There's a delicate balance to be had, to be sure. This is, in the end, a game, and it's tough to expect people to keep on keeping on if they aren't having fun. But as not fun as it is to wipe, it wouldn't be much more fun if you could just steamroll new content without a fight. Beyond that, you have to remember that you are playing with 9-39 more people when you raid, people with real feeling and emotions, who dedicate themselves to each other and to taking down that boss. If you break that bond, they feel it. If you come back later and try to take advantage of a bond that you abandoned, they feel it.

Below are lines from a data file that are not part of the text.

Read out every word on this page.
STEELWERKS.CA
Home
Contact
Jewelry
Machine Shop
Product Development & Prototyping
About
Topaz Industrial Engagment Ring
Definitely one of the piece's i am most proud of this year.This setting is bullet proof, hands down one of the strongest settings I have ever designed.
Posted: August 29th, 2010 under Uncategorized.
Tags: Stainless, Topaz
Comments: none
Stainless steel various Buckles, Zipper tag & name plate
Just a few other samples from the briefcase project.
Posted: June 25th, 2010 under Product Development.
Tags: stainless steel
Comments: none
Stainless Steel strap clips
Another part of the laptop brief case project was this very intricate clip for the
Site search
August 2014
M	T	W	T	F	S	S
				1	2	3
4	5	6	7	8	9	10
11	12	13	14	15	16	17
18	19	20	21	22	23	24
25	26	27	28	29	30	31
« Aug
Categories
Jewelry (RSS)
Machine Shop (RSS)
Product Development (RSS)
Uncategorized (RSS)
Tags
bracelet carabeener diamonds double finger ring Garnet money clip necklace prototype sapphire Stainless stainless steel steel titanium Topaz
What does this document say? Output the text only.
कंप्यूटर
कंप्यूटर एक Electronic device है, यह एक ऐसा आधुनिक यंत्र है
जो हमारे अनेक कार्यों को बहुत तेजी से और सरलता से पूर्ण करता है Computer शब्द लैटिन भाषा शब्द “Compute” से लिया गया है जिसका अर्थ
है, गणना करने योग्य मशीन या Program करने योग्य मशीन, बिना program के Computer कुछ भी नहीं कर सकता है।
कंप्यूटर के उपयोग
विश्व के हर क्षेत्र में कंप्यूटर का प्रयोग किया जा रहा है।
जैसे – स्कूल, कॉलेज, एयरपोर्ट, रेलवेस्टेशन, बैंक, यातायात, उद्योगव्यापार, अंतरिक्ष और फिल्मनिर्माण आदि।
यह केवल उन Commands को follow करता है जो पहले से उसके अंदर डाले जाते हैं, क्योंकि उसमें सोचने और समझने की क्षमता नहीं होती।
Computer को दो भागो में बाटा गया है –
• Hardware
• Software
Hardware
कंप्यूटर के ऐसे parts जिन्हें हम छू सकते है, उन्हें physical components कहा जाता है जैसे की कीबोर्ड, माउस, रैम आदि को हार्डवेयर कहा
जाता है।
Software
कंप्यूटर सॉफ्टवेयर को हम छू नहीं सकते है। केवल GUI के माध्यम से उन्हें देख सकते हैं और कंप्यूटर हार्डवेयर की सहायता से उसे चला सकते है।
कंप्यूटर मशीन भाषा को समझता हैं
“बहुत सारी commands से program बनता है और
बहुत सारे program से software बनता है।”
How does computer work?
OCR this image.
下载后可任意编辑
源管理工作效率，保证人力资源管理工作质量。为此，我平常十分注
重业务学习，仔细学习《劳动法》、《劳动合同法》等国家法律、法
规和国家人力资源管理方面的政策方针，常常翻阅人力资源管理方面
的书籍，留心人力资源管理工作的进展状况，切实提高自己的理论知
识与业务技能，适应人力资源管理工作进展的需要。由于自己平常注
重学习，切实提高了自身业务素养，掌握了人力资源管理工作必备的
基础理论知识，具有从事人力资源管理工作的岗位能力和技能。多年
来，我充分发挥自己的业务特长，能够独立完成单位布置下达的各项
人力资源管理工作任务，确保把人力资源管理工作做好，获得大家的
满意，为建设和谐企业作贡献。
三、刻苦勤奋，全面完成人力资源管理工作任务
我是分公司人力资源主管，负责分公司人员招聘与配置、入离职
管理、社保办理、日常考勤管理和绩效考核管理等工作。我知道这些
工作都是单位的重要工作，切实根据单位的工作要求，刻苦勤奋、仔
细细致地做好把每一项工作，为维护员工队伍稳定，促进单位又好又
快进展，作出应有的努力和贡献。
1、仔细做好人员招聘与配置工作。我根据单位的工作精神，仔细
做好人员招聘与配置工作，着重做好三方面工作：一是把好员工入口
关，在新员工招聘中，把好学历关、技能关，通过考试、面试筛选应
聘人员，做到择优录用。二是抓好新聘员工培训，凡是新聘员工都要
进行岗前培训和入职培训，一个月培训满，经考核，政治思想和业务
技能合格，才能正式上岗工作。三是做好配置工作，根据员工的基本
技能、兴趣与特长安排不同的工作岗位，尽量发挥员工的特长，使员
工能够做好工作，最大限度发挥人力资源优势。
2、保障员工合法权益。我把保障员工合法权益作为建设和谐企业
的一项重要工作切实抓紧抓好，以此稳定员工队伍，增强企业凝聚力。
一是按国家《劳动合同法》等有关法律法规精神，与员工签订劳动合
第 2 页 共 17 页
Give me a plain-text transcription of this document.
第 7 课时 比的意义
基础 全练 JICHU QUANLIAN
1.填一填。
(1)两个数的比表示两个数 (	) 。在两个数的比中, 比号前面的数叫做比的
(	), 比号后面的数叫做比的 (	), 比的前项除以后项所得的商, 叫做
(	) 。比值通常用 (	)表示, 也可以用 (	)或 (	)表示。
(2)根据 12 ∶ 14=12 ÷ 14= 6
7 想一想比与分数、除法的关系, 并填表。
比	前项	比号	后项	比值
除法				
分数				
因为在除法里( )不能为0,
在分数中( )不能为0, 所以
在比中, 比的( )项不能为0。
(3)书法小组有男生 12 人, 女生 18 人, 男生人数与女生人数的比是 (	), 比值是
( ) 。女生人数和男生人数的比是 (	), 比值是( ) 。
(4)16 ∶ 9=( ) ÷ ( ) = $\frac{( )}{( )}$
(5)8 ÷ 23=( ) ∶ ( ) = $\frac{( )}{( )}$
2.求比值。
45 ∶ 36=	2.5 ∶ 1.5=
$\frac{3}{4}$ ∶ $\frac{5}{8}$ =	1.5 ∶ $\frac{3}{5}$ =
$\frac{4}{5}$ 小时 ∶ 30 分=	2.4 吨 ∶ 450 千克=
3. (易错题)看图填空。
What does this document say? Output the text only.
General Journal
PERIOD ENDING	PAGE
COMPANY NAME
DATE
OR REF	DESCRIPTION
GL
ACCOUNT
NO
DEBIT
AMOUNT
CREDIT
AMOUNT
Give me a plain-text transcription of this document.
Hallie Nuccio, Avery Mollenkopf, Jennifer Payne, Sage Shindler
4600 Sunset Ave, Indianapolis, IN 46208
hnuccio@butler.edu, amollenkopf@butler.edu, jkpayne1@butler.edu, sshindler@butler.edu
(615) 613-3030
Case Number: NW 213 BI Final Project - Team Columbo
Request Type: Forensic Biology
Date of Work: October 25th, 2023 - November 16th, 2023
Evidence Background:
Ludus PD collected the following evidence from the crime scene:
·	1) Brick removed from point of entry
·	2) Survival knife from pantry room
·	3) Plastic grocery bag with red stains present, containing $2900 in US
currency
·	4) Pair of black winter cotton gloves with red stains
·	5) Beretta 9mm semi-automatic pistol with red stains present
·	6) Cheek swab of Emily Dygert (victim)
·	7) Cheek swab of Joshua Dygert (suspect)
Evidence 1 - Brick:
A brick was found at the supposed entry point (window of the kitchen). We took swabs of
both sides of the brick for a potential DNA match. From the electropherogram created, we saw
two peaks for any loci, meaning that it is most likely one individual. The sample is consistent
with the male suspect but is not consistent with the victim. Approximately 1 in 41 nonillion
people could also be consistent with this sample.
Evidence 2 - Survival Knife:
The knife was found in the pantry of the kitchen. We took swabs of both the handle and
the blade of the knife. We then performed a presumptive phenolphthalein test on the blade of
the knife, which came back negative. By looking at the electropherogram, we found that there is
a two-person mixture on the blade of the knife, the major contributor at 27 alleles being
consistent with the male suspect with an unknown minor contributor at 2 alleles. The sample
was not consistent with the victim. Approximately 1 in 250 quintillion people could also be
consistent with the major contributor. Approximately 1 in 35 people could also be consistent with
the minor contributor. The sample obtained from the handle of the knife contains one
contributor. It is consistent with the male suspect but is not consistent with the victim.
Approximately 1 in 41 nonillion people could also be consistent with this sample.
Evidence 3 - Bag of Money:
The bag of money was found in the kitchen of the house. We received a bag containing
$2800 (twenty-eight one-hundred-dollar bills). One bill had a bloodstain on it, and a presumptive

There's a very satisfying rush from taking down a boss that's been a pain with a group of people who have stood beside you in thick and thin, attacking again and again, working at getting better in order to bring it down. If you try to wander in and out of that fellowship, people will notice, and they won't appreciate it if you act entitled to it.

Is this type of loss really unavoidable? Sometimes I wonder if it is. For me, I've been lucky to be in some very close knit guilds, where people are as close as real-life friends -- and often actually are real life friends, having flown or driven hundreds of miles to spend time together outside the computer screen. It seems like those guilds should last forever -- the friendships from them do last a long time, and I am still friends with some I have left behind from those guilds. But even those guilds, as DnT did, fall apart. Maybe it's letting World Firsts go to your head, maybe it's losing interest in the game and moving on. Maybe it's the ennui that comes when an old expansion is conquered and a new one is some time off. Maybe it's just pride.

Is it any of these? None of these? Is the way DnT collapsed avoidable, or are raiding guilds doomed to take the fall of Pride, either from lack of progression causing people to fall away, or from pride making people arrogant, or even both at once?